WASHINGTON — Treasury Secretary Steven Mnuchin criticized provisions in the Dodd-Frank Act allowing regulators to unwind failing financial institutions and barring banks from proprietary trading, saying fixes to those measures would be included in regulatory recommendations to the president due this summer.

Speaking Thursday during a conference by the Institute of International Finance, Mnuchin said the Treasury is working on compiling recommendations from regulators and the regulated community — including large and small banks, nonbank financial companies and others — to generate a unified set of policies to present to the president as part of an executive order issued in February.

“Some of it will be things we can do through the regulators, some of it can be done by the president through executive order, and some of it will need legislation,” Mnuchin said. "The major issues will be addressed in the June report.”

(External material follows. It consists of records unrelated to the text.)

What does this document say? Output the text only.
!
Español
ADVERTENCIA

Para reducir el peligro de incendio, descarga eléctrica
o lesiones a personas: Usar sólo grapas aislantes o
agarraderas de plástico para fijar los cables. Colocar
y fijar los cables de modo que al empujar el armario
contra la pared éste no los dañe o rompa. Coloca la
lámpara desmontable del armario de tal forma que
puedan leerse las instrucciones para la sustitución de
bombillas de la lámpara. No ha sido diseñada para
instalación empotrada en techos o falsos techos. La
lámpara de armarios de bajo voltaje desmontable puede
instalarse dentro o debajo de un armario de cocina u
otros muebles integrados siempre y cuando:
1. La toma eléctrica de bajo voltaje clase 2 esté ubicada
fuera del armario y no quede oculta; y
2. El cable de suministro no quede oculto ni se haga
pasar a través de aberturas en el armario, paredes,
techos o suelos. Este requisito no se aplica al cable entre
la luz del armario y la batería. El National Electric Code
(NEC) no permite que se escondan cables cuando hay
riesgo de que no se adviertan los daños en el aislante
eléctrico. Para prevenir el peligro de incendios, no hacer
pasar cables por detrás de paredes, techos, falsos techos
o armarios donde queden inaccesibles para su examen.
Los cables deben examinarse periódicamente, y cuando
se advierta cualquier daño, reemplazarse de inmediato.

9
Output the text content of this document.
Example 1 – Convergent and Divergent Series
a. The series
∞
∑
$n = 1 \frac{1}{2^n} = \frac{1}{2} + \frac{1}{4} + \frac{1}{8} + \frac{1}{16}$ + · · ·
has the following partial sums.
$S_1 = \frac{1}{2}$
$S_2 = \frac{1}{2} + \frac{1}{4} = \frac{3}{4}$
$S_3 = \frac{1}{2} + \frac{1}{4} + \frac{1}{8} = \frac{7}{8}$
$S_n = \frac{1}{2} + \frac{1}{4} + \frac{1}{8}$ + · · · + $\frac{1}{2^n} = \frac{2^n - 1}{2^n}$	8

“I don’t think the Volcker Rule had anything to do with the financial crisis,” said Treasury Secretary Steven Mnuchin. Bloomberg News

Specifically, Mnuchin said he has issues with the Federal Deposit Insurance Corp.’s orderly liquidation authority, which allows it to resolve a large failing financial institution rather than having its be resolved through traditional bankruptcy. That is something that the Treasury is “looking at very carefully,” he said.

“There are certain big concerns we have with OLA,” Mnuchin said. “We don’t want that to be used to support 'too big to fail.' On the other hand, there are aspects of the bankruptcy code right now that do not work for a financial institution that is in crisis. We’re going to fix that. So we’re going to come out with recommendations on OLA.”

The White House said late Thursday that President Trump would sign two presidential memorandums on Friday asking Treasury to review the FDIC's orderly liquidation authority and the designation activities of the Financial Stability Oversight Council. It wasn't immediately clear why the memos were necessary, since it is already within Mnuchin's existing purview to review all parts of Dodd-Frank.

During his remarks on Thursday, Mnuchin also singled out the Volcker Rule — a Dodd-Frank requirement that bars banks from trading on their own accounts — as an unnecessary add-on during the legislative process that is a source of consternation for the administration and an area in need of reform.

“I don’t think the Volcker Rule had anything to do with the financial crisis,” Mnuchin said. “I think it was more of a political issue than I think it was necessarily a problem during the financial crisis.”

Mnuchin added, however, that he does not think that “within the banks, the regulated institution is the place for proprietary trading.” Instead, regulators should take a more generous interpretation of what qualifies as proprietary trading, especially in businesses that are fundamentally customer-facing.

“I think the biggest problem with the Volcker Rule right now is, we all know that when you’re sitting in a room with two Bloombergs and a telephone and that’s all you do, that’s proprietary trading,” Mnuchin said. “But this should be relatively simple. If you’re sitting in a customer business and you’re doing customer trades and you’re facilitating the business … I think the right thing to conclude is that you’re acting within the context of the customer business.”

Gary Cohn, chairman of the White House National Economic Council, said during a later panel at the same conference that, generally speaking, one of the administration’s goals in implementing regulatory reform is to put in place top regulators who are more inclined to give businesses the benefit of the doubt.

“A lot of it is getting enough personnel in the positions that will help us on the deregulatory agenda,” Cohn said. “Personnel is policy, and changing the personnel will change the policy.”

Mnuchin’s comments come only a day after former Federal Reserve Chairman Paul Volcker — for whom the Volcker Rule is named — laid out his own thoughts about the post-crisis regulatory regime and cautioned against sweeping changes. With respect to the OLA provision, Volcker said the claim that OLA somehow preserves the concept of "too big to fail" misses the point. Eliminating or modifying OLA, rather, would be more likely to result in a bank bailout than leaving it in place, he said.

“Under the provisions of OLA, the failing institution will, by any reasonable definition of the word, have in fact failed — there is no ‘taxpayer bailout,’ ” Volcker said. “Rather, it is the absence of the resolution framework that might inexorably lead some future government to rescue big failing financial institutions, just as happened in 2008.”

Volcker also defended his namesake rule and its implementation, while acknowledging that the five years that regulators, “each with different priorities and financial industry relationships, haggled endlessly over the precise interpretation and enforcement of the legislative intent.” But he said it is also worth noting that the rule corrected clear and pervasive conflicts of interest within banks, while essentially precipitating a migration of the most aggressive proprietary trading activities into the shadow banking sector.

“We must also be mindful that the combination of large banks and trading activities does give rise to chronic problems of conflicts of interest and potential degradation of customer relationships,” Volcker said. “My sense is that the large banks with sizable trading operations have been adjusting to the basic requirements. There has also been a clear tendency for the more aggressive traders to leave the government-protected banking organizations for relatively unregulated hedge funds or other firms.”